The circular main floor includes a large, bright kitchen and a beautiful movie room with banked seating, more than a dozen windows and a descending projection screen that takes inspiration from Wright's Coonley house in Illinois.


When the doors are open, the main floor is often repurposed as an in-line skating rink or a soccer field for their youngest children, 10-year-old Ella and eight-year-old Will, or as a reading room for the oldest, Kate, now 14.


"It is basically mayhem in the middle room," said Beck, especially if the family's three rescue dogs, Rufus, Bailey, and Luna, are involved.


"But FLW houses were designed to handle a lot of mayhem and still look good."


The massive architectural redesign of the home is perhaps not a journey expected of a corporate lawyer or any businessperson.
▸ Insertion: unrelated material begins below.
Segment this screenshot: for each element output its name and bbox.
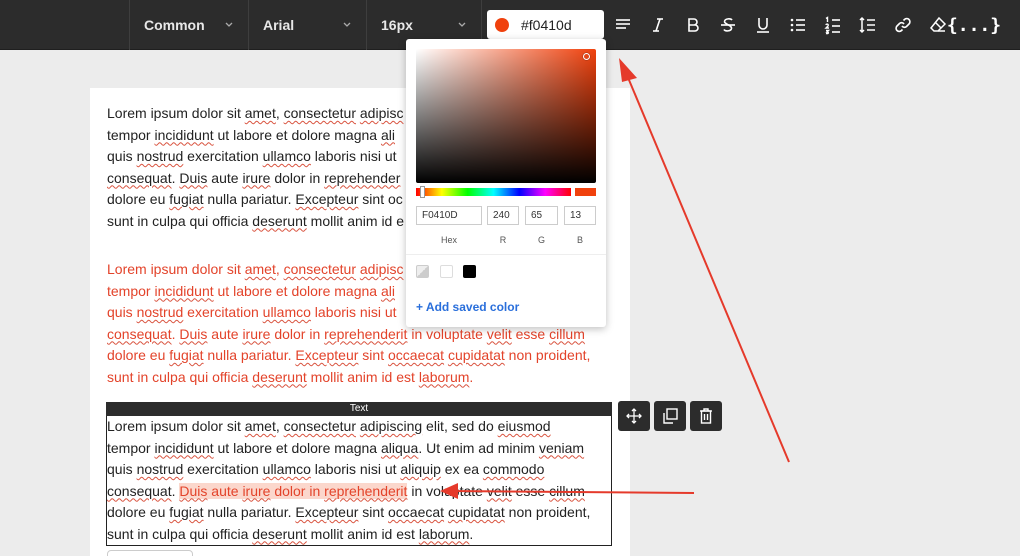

But Beck is not typical of either. In his 20s, he backpacked for a year, which saw him marveling at India's unique style of architecture.


He is also a do-it-yourselfer, and kept the original rafters from the old home to turn into desks for his children. He even considered giving up law and going to school for professional fine woodworking training.


The timing was never right, but the transformed Bridgeland home displays an eye for detail that reflects both Beck and graphic designer Rennie's skills. The home features wood throughout, unique stained glass windows representing each child, and a moveable library ladder reaching into a loft above the master bedroom. Each tile, each nook and each piece of furniture has its own story.


When Beck and Rennie bought the home on a hill overlooking the city, it was, "wild and crazy, completely overgrown."


In 1998, when they moved in, they embraced the 1950s frozen-in-time vibe. The family adapted existing space in response to various life events – both of the kids' grandmothers have lived with the family.


In 2010, the family moved out in order to facilitate construction with a builder. Part of this work included construction of a second level to the home.


"At the time, we wildly guessed it would be a year and a half, but then real life intervened," said Beck.


There were extended family crises and Calgary's massive 2013 flood consumed the Cococo Chocolatiers head office/production facility in Victoria Park, where 90 per cent of the operation was housed in the 15,000-square-foot basement. Critical pieces of equipment and raw chocolate were destroyed.


Their homebuilder changed gears to help Cococo get back into operation while the home renovation came to a total stop.


While much work has been completed on the home since 2013, there is still a vision to be fulfilled.


A stained glass etching of a quote, from philosopher Ralph Waldo Emerson, will mark the house's entrance when Rennie finds time to design it: "Build, therefore, your own world."